Mengenal Kiai Qoffal Syabrawi, Sosok Tegas dan Konsisten

mengenal-kiai-qoffal-syabrawi-sosok-tegas-dan-konsisten

JAS HIJAU – Menurut Ustaz Hasyim Khan, Kiai Qoffal Syabrawi merupakan sosok tokoh yang tegas dan konsisten (istikamah) dalam segala hal, terlebih dalam masalah pendidikan. Perhatiannya dalam pendidikan sangat luar biasa. Artinya, seluruh komponen dalam pendidikan harus dilakukan dengan serius dan konsisten.

Untuk mewujudkan hal tersebut, secara terus menerus beliau senantiasa hadir di madrasah Raudlatul Ulum walaupun tidak mempunyai jam mengajar. Kendati pun hanya sekadar meninjau, beliau lebih banyak mengutamakan urusan-urusan dan kepentingan sekolah.

Dalam kaitan dengan keterlibatan Kiai Qoffal di madrasah Raudlatul Ulum, Gus Syabrawi mengatakan: “Setahu saya, saat itu Kiai Qoffal Syabrawi menjadi Koordinator Satu, sedangkan Koordinator Dua dijabat oleh Kiai Qosim Bukhori.”

Keberadaan Kiai Qoffal di dalam lingkungan madrasah bukan hanya pengajar belaka, tetapi beliau termasuk orang penting di lembaga pendidikan gagasan Kiai Bukhori Ismail itu.

Di tempat tersebut, eksistensi Kiai Qoffal Syabrawi dan Kiai Yahya Syabrawi bagaikan salah satu ujung timbangan yang mengimbangi ujung yang lain. Bila Kiai Yahya lebih banyak berkonsentrasi pada sisi pengembangan eksternal, maka Kiai Qoffal cenderung mengambil peran pada aspek pengembangan internal.

Menurut Ustaz Hasyim Khan, kerja sama antara Kiai Yahya dan Kiai Qoffal dalam mengembangkan pendidikan di madrasah sangat luar biasa, terutama dalam masalah-masalah yang berhubungan dengan keaktifan dan ketertiban.
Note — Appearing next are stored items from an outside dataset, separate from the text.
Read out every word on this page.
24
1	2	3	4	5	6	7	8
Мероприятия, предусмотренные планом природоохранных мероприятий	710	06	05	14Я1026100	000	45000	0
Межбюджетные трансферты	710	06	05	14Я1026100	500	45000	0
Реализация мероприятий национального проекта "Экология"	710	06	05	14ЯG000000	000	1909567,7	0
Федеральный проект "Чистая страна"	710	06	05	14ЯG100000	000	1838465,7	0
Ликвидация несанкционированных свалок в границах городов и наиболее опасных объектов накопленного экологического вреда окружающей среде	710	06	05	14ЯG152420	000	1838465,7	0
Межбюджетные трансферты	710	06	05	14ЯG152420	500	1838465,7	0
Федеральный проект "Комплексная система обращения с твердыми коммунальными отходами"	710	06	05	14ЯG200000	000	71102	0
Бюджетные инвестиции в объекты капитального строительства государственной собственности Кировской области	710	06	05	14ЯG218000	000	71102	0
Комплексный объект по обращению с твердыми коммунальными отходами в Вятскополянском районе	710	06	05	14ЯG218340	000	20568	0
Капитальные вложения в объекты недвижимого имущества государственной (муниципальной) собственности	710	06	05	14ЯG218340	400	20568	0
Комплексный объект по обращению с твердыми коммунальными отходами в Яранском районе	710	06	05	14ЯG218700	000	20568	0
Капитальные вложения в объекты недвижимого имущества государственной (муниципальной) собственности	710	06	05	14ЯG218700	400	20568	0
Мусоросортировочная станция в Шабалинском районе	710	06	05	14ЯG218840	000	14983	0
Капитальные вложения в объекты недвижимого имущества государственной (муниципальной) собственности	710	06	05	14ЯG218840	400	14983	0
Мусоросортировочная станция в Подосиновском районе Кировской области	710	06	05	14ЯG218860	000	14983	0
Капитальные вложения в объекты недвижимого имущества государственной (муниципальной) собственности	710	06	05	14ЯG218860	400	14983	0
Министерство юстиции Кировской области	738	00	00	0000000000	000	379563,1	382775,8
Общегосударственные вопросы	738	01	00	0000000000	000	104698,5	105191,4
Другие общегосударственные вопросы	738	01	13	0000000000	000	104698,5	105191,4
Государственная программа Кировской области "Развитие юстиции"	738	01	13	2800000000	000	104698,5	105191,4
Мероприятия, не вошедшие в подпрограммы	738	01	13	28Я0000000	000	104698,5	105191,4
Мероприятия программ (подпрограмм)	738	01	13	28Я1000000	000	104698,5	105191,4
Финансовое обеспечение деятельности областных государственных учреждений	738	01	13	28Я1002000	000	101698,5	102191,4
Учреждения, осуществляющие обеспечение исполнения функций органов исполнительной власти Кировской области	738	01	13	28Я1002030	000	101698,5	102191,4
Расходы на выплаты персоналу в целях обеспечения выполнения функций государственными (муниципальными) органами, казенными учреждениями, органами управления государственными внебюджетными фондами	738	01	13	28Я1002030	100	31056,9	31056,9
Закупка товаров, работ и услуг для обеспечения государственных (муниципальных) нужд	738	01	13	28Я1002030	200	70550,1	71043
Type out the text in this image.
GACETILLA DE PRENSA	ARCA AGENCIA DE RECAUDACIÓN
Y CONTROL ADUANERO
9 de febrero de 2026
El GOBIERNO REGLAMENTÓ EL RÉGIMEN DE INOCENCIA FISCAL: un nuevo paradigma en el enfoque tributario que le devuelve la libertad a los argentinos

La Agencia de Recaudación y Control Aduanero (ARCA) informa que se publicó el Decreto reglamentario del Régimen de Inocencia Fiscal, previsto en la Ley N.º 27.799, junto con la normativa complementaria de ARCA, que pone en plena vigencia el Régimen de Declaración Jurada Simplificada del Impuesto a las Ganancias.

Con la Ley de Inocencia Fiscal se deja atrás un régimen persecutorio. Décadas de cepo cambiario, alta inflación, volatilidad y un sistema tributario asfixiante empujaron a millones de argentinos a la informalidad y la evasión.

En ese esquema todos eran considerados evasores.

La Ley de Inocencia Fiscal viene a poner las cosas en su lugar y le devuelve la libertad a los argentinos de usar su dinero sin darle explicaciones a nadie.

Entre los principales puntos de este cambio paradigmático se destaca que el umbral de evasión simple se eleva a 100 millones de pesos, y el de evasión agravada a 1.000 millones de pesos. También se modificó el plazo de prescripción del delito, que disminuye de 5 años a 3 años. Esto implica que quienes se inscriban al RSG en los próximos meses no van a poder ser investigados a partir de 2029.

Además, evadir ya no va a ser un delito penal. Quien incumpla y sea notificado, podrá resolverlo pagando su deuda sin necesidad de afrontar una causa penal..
Suatu ketika, terdapat dua kelas yang tidak ada gurunya, kemudian Kiai Yahya mengirimkan surat kepada Kiai Qoffal yang bertuliskan: “Kebele Fal ke guruh se tak masok: Mon tak bebeh, soro ambu beih. (Sampaikan Fal pada guru yang tidak masuk: Jika tidak mampu, suruh berhenti saja).”

Oleh karenanya, tatkala Kiai Qoffal wafat, Kiai Yahya benar-benar merasa kehilangan.

Gus Syabrawi bercerita bahwa pada hari-hari Kiai Qoffal meninggalkan alam baka, ia enggan masuk sekolah dan kerap kali berada di pusara ayahandanya.

Tak selang beberapa lama setelah mendengar peristiwa itu, Kiai Yahya memanggilnya, seraya berkata: “Asekola cong! Makeh sengkok e dinaagi kainah kakeh, arassah tekkang. (Masuk sekolah cung! Ditinggalkan ayahmu, aku pun merasa pincang).”

Hal yang sama juga diceritakan oleh Ustaz Hasyim Khan.

Berangkat dari ketegasannya, beliau sangat disegani bukan hanya oleh para santri, akan tetapi juga oleh para tenaga pengajar di lingkungan madrasah yang awalnya bernama Miftahussyibyan itu.

Jika ada santri atau murid yang terlambat masuk kelas, apalagi sampai absen meninggalkan kegiatan belajar, acap kali beliau turun tangan sendiri dalam menjatuhkan sanksi. Ketegasan adik K.H. Yahya Syabrawi itu juga tampak tidak hanya pada kalangan pelajar belaka, namun ketika beliau mengetahui ada guru yang kedapatan tidak menjalani kewajiban tanpa udzur, maka beliau menegurnya dengan keras.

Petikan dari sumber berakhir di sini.